O Brasil está a um passo de grandes mudanças no setor de energia elétrica. E não estamos falando do tema mais discutido em 2012, o reajuste das tarifas de energia com a renovação das concessões de empresas de geração e transmissão. Entrou em vigor no final do ano passado resolução da Agência Nacional de Energia Elétrica (Aneel) que facilita e estimula a geração descentralizada de energia no país. Com a medida, o consumidor já pode gerar energia solar em sua casa e obter descontos na conta de luz.
O potencial solar brasileiro é indiscutível. Dados do Atlas Solarimétrico, do Centro de Pesquisas de Eletricidade (Cepel), da Eletrobrás, mostram que o Brasil tem uma média anual de radiação global de até 2.300 kWh por metro quadrado. Se apenas 2% da área urbanizada fosse aproveitada para gerar eletricidade, toda a demanda brasileira poderia ser atendida. Estes números são significativos em tempos de preocupação com o baixo nível dos reservatórios das usinas hidrelétricas e o uso de 10,5 mil MW de térmicas abastecidas por combustíveis fósseis, mais poluentes, para evitar a ameaça de apagões.
Do ponto de vista econômico, a EPE (Empresa de Pesquisa Energética) atesta que a energia solar já é competitiva em diversas regiões do país — em função da incidência de sol e da tarifa praticada pela concessionária local. Com a tendência de queda no custo de geração, a viabilidade pode atingir até 98% das moradias do país.
A opção de investir em um sistema fotovoltaico de R$ 9 mil, que forneça 150 kWh por mês a uma casa, mostra-se potencialmente mais rentável do que aplicar o dinheiro na poupança. A energia gerada pelo sistema abateria um valor entre R$ 30 e R$ 70 por mês, enquanto o rendimento desse valor na poupança renderia R$ 45. Estes números mostram que já estava na hora de uma regulamentação específica para a microgeração, em particular a energia solar.
A resolução da Aneel é um avanço nesta direção. Editada em abril de 2012, ela estabelece condições gerais para o acesso de micro e minigeração distribuída em sistemas de energia renovável e cria um sistema de compensação de energia elétrica.
A geração distribuída de energia renovável, além de significar economia no bolso do consumidor, é uma revolução em relação à geração centralizada tradicional. Ela tem potencial de reduzir perdas nas redes — atualmente entre 10% e 12% —, economizar investimentos em transmissão — o Brasil deve gastar R$ 36 bilhões em linhas de transmissão nos próximos dez anos —, melhorar a qualidade do serviço de energia elétrica no país e ainda contribui para tornar mais limpa e diversificada a matriz energética brasileira.
A energia solar fotovoltaica será beneficiada pela resolução da Aneel, especialmente após uma série de reveses. Em 2002, a geração solar foi preterida do Programa de Incentivo a Fontes Alternativas de Energia (Proinfa) e, em 2009, paralisada na Câmara dos Deputados.
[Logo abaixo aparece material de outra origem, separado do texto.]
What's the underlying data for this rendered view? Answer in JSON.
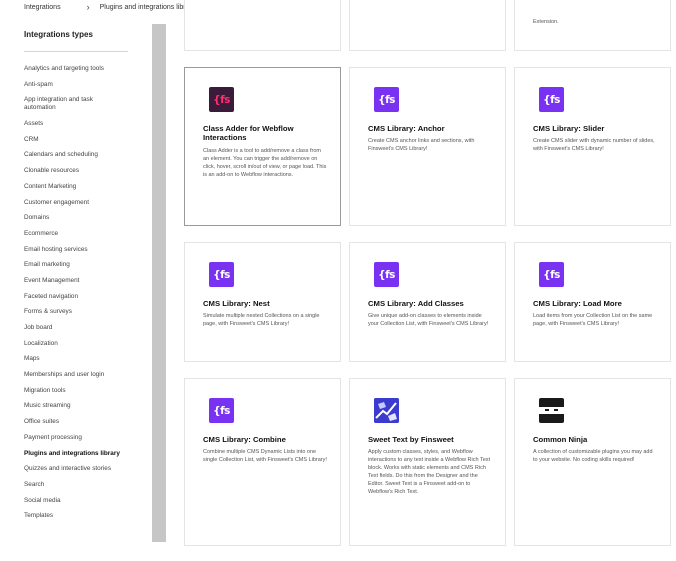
{
  "breadcrumb": {
    "root": "Integrations",
    "current": "Plugins and integrations library"
  },
  "sidebar": {
    "heading": "Integrations types",
    "items": [
      "Analytics and targeting tools",
      "Anti-spam",
      "App integration and task automation",
      "Assets",
      "CRM",
      "Calendars and scheduling",
      "Clonable resources",
      "Content Marketing",
      "Customer engagement",
      "Domains",
      "Ecommerce",
      "Email hosting services",
      "Email marketing",
      "Event Management",
      "Faceted navigation",
      "Forms & surveys",
      "Job board",
      "Localization",
      "Maps",
      "Memberships and user login",
      "Migration tools",
      "Music streaming",
      "Office suites",
      "Payment processing",
      "Plugins and integrations library",
      "Quizzes and interactive stories",
      "Search",
      "Social media",
      "Templates"
    ],
    "active_item": "Plugins and integrations library"
  },
  "top_partial_text": "Extension.",
  "cards": [
    {
      "logo_text": "{fs",
      "logo_icon": "finsweet-class-adder-logo",
      "title": "Class Adder for Webflow Interactions",
      "description": "Class Adder is a tool to add/remove a class from an element. You can trigger the add/remove on click, hover, scroll in/out of view, or page load. This is an add-on to Webflow interactions."
    },
    {
      "logo_text": "{fs",
      "logo_icon": "finsweet-logo",
      "title": "CMS Library: Anchor",
      "description": "Create CMS anchor links and sections, with Finsweet's CMS Library!"
    },
    {
      "logo_text": "{fs",
      "logo_icon": "finsweet-logo",
      "title": "CMS Library: Slider",
      "description": "Create CMS slider with dynamic number of slides, with Finsweet's CMS Library!"
    },
    {
      "logo_text": "{fs",
      "logo_icon": "finsweet-logo",
      "title": "CMS Library: Nest",
      "description": "Simulate multiple nested Collections on a single page, with Finsweet's CMS Library!"
    },
    {
      "logo_text": "{fs",
      "logo_icon": "finsweet-logo",
      "title": "CMS Library: Add Classes",
      "description": "Give unique add-on classes to elements inside your Collection List, with Finsweet's CMS Library!"
    },
    {
      "logo_text": "{fs",
      "logo_icon": "finsweet-logo",
      "title": "CMS Library: Load More",
      "description": "Load items from your Collection List on the same page, with Finsweet's CMS Library!"
    },
    {
      "logo_text": "{fs",
      "logo_icon": "finsweet-logo",
      "title": "CMS Library: Combine",
      "description": "Combine multiple CMS Dynamic Lists into one single Collection List, with Finsweet's CMS Library!"
    },
    {
      "logo_text": "",
      "logo_icon": "sweet-text-logo",
      "title": "Sweet Text by Finsweet",
      "description": "Apply custom classes, styles, and Webflow interactions to any text inside a Webflow Rich Text block. Works with static elements and CMS Rich Text fields. Do this from the Designer and the Editor. Sweet Text is a Finsweet add-on to Webflow's Rich Text."
    },
    {
      "logo_text": "",
      "logo_icon": "common-ninja-logo",
      "title": "Common Ninja",
      "description": "A collection of customizable plugins you may add to your website. No coding skills required!"
    }
  ],
  "colors": {
    "finsweet_purple": "#7a32f2",
    "class_adder_bg": "#3a1c3a",
    "class_adder_text": "#ff2f6e",
    "sweet_text_blue": "#3b3ccf",
    "ninja_black": "#1a1a1a"
  }
}
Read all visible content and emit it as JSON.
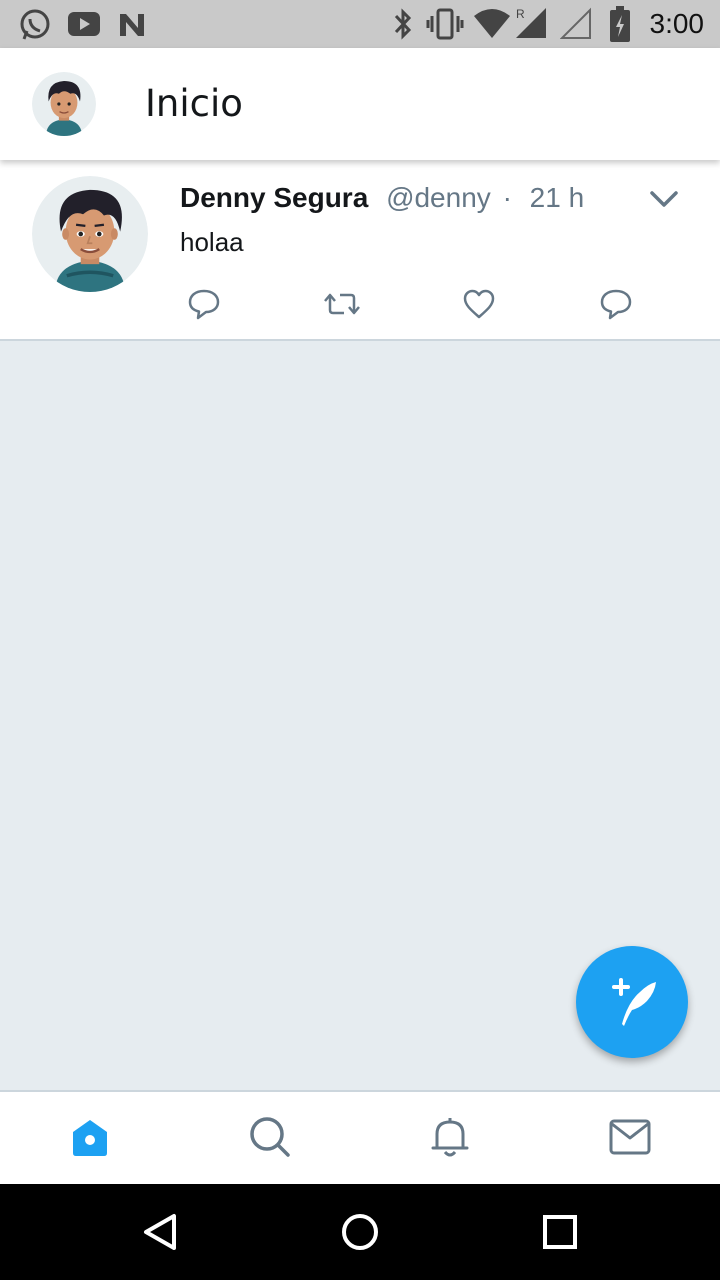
{
  "status_bar": {
    "time": "3:00",
    "icons": [
      "whatsapp-icon",
      "youtube-icon",
      "n-icon",
      "bluetooth-icon",
      "vibrate-icon",
      "wifi-icon",
      "signal-icon",
      "signal-empty-icon",
      "battery-icon"
    ]
  },
  "header": {
    "title": "Inicio",
    "avatar_icon": "avatar"
  },
  "tweet": {
    "author_name": "Denny Segura",
    "handle": "@denny",
    "separator": "·",
    "time": "21 h",
    "text": "holaa",
    "actions": [
      "reply-icon",
      "retweet-icon",
      "like-icon",
      "dm-icon"
    ]
  },
  "fab": {
    "icon": "compose-tweet-icon"
  },
  "bottom_nav": {
    "items": [
      "home-icon",
      "search-icon",
      "notifications-icon",
      "messages-icon"
    ],
    "active": "home-icon"
  },
  "colors": {
    "accent": "#1da1f2",
    "text_primary": "#14171a",
    "text_secondary": "#657786",
    "background": "#e6ecf0",
    "icon_gray": "#657786"
  }
}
As concessionárias, que já tiveram 240 dias para se adaptar às novas regras, devem viabilizar a conexão de sistemas de microgeração de consumidores residenciais (ou de outros setores) em um prazo entre 80 a cem dias. Em países em que a geração solar fotovoltaica é difundida, como Alemanha, Espanha, Itália e EUA, o desenvolvimento do setor deveu-se a políticas de incentivo análogas as do Brasil.
Este é o primeiro passo de uma série de medidas que podem colocar a energia solar em destaque na matriz elétrica, a exemplo do que vem acontecendo com a energia eólica nos últimos anos. Entre os próximos passos importantes estão informar o consumidor de que gerar energia em casa já é possível e criar linhas de crédito para que estes equipamentos possam ser financiados. Da perspectiva do mercado, outros pontos cruciais são a preparação e capacitação da mão de obra para a instalação e manutenção desses sistemas.
Essa resolução, portanto, permitirá ao Brasil diversificar sua geração de eletricidade, que ainda está muito apoiada no binômio das energias hidrelétrica e termelétrica.